When it comes to serving addicts, it’s also important to be sensitive to how much talk they want around their ritual. I’m a big proponent of the idea that the best service is silently presenting a regular with their drink exactly how they like it, timed to the moment they hit the register—no talking whatsoever, unless the guest wants to talk about real topics. While it’s not always possible to completely eliminate the tedious back and forth of service, a focus on service efficiency and clear menu presentation can help hew away extraneous bits of service chatter, leaving space for more pleasant conversation, or silence, as desired.

Baristas deal drugs both literal and figurative. Obviously caffeine helps fight off the clinging cloak of fatigue, but in a larger sense, a barista is selling their services as caretaker of fatigue, as someone who will take in the dreariness and gray, inject a bit of life into you, and send you out to face your day renewed.

This is why exuding a calm, capable, attentive presence behind bar is so crucial. Ushering people from fatigue into wakefulness is a heavy responsibility. As a dealer, your addicts will be attracted to confidence in what you’re supplying.

Which brings us to another implication of the regularity of addiction: predictable product. One thing the budding legal marijuana markets in the US get right is their focus on consistently named strains with lab-measured and printed levels of various psychoactive substances: drug users want a predictable high. Giving accurate, useful information to differentiate options helps users zero in on their own preferred hit, delivered in the form they want it, every time.

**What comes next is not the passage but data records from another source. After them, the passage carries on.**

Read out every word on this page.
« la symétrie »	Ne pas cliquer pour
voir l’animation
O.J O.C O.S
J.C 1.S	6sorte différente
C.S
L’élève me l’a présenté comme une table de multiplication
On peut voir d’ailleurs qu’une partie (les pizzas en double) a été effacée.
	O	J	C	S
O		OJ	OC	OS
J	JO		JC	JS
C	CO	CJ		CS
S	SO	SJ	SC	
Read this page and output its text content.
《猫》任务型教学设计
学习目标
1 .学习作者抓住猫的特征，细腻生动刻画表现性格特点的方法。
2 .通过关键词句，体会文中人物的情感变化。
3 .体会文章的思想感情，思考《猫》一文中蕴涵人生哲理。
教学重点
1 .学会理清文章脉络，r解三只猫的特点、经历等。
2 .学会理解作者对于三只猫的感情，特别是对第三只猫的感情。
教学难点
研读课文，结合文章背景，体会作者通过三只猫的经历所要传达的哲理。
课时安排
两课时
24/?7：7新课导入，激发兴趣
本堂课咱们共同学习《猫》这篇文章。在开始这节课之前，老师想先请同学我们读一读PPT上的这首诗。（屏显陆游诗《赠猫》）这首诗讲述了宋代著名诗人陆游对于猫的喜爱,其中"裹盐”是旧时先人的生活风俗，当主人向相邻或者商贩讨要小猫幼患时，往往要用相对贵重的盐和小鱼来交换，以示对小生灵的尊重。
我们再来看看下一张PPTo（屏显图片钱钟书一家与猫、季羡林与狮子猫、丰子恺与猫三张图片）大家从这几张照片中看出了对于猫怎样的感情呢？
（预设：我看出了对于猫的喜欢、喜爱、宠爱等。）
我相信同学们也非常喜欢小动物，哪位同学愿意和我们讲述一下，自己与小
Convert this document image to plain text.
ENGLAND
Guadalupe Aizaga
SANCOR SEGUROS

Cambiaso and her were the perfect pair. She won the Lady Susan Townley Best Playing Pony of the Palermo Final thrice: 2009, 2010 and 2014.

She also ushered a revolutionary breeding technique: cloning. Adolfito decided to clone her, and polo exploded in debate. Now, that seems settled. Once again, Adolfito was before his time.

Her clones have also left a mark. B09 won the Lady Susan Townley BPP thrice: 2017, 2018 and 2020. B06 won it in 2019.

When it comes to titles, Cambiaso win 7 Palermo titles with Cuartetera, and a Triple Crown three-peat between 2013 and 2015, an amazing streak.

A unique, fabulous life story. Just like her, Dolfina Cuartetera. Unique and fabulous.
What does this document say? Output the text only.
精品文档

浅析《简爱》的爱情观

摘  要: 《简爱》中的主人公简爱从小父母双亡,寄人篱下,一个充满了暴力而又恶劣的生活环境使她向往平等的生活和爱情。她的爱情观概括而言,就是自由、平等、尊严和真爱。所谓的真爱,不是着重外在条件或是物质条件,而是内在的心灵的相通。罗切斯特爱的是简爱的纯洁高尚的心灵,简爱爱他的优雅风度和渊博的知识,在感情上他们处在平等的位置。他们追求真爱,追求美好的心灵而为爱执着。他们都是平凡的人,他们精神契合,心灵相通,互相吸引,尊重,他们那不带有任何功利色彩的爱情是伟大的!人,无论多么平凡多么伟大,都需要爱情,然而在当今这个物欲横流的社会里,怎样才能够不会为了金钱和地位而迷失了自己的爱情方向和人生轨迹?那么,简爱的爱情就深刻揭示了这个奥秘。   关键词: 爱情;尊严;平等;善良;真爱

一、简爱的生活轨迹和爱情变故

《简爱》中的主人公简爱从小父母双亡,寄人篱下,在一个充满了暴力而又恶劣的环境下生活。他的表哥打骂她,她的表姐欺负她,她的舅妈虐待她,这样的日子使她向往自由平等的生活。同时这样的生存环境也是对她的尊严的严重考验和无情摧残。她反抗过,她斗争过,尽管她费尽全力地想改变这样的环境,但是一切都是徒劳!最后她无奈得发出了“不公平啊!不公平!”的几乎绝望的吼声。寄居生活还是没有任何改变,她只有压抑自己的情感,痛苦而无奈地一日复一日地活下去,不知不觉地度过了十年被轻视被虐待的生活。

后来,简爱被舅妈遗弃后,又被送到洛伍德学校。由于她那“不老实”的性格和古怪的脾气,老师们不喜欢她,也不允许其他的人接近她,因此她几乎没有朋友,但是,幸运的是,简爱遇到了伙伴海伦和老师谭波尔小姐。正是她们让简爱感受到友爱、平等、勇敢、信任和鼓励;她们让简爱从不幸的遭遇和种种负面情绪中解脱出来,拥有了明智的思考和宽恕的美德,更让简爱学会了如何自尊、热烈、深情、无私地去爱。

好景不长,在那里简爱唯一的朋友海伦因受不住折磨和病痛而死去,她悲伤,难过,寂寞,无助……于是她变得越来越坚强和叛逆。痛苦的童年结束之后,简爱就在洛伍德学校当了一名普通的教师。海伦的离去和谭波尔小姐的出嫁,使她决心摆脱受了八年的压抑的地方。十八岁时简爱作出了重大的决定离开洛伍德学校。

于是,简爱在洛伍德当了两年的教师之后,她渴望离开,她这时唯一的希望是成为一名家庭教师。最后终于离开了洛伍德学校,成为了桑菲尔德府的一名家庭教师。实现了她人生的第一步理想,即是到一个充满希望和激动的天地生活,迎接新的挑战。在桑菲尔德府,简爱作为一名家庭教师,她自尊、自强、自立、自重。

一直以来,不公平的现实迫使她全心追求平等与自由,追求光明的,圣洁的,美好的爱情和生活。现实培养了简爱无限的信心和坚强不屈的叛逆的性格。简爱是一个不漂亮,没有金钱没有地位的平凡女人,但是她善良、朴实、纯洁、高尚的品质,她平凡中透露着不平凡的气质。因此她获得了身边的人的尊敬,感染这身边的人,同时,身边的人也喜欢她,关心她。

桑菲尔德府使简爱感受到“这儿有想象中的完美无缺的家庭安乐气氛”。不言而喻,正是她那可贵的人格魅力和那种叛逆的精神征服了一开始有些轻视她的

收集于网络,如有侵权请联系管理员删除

In the coffee context, predictability is two fold: first, there is the actual production of the coffee itself, and second, how the various coffee options are presented to the customer day to day.

Making predictably delicious coffee drinks the same way each time is a challenge, but it should be self-explanatory as to why a consistent hit (both in terms of amount of caffeine and flavor) is crucial to making addicts feel comfortable frequenting your business. The question of presentation and different options is slightly more complex. First and foremost, I think it means that you should strive to have as consistent an array of offerings as possible.

Think about it: if you went to a beer bar craving a stout you had there a month ago, but the bartender told you they only have IPAs in right now, you’d probably be pretty pissed. And yet coffee bars all the time rotate through coffees without ensuring that they consistently have options for people who like heavier coffees, lighter coffees, brighter coffees, sweeter coffees etc. etc.

I’m not saying cafes have to offer five different coffees at all times. I’m merely saying that there needs to be consistency in styles of offerings. Nothing is going to make an addict more unhappy than hearing that their favorite hit is unavailable—if it is necessary to rotate out options for whatever reason, you better have a good answer figured out for alternatives to offer people.

Addicts can be a finicky lot, but a focus on predictability and a respect for their fragility can turn them into the most fiercely loyal guests you can have.